Teko comes in, all excited, though for a brief instant he considers becoming pissed off that Tania and Yolanda have found the news on their own, that he was not the first to watch television. But he settles in, sitting at the foot of the bed Yolanda lies on. “It’s live,” he says.
1466 East Fifty-fourth Street
Della Hurd didn’t believe the boy’s story because his imagination was alive with bedevilment and he was a handful. But there was a look on his face like she doesn’t know what and that old fool Jimmy was standing by the fence with a waiting face. So she went in the back and checked the oven and the range and she shut her back door and turned the lock, all with profound misgivings. At her age there was less time to be wasting.
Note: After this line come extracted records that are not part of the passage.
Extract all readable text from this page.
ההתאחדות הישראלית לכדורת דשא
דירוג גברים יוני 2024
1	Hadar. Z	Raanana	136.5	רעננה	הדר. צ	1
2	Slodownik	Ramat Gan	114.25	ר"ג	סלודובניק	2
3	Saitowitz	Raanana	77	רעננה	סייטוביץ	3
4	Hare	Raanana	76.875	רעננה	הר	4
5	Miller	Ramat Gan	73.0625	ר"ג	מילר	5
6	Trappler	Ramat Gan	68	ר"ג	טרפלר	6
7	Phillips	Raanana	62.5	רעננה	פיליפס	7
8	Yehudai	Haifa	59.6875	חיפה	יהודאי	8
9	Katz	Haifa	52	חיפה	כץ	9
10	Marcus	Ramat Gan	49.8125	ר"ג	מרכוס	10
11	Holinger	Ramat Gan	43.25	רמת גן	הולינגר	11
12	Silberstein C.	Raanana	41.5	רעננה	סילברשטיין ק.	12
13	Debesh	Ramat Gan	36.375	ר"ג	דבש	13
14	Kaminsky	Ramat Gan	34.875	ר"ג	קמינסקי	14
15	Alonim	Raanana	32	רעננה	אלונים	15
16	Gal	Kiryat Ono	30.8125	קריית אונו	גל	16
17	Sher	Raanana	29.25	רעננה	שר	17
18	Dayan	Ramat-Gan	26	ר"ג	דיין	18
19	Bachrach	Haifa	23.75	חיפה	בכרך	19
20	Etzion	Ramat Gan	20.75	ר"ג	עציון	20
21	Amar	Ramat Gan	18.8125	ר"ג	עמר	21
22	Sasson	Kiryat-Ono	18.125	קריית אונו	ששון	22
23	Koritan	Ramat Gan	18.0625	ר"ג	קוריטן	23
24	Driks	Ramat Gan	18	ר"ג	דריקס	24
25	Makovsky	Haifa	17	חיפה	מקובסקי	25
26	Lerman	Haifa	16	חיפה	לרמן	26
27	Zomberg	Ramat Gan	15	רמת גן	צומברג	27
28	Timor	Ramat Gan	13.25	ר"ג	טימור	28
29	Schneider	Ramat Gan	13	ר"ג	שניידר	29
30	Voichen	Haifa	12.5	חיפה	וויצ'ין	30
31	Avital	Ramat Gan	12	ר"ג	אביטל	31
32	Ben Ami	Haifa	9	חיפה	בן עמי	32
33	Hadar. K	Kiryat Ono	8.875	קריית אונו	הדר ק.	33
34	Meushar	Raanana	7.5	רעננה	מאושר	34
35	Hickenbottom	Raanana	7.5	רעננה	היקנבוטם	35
“I seen some strange things over there myself, Della,” said Jimmy. She waved her hand at him to shut him up.
“Lillian was there looking pretty sick.”
Lillian was like living with a auto wreck as far as Della Hurd was concerned.
“Place was a mess.”
What she just said?
“Full of white people and lots of guns.”
Della Hurd put her hand on Timmy’s shoulder and told him to stay with Mr. Reddy. Then she got on her horse and got over there.
It was worse than she expected. House looked like a army base except with beer bottles and half-eaten sandwiches all over. Ignoring the white people, she went to Sheila’s room and found her lying insensible on the bed. She went to that Lillian’s room and found her barely more responsive.
“Is everybody here drunk?” Della Hurd asked herself.
In the kitchen she found Cinque and some girl, catching the tail end of the same tired rap his daddy had laid down.
“I am ready to die,” he said, swigging from a bottle of plum wine, “but I’m gonna take a lot of motherfucking pigs with me. You got a smoke, baby?”
Della Hurd went up to the girl, a teenager she knew from around, and told her to get herself home. Then she turned on Cinque.
“What the hell you doing here? Get yourself out of this place right now and all your friends with you. This is my daughter’s home and my grandsons’. And you are not welcome to come in here and start making trouble.”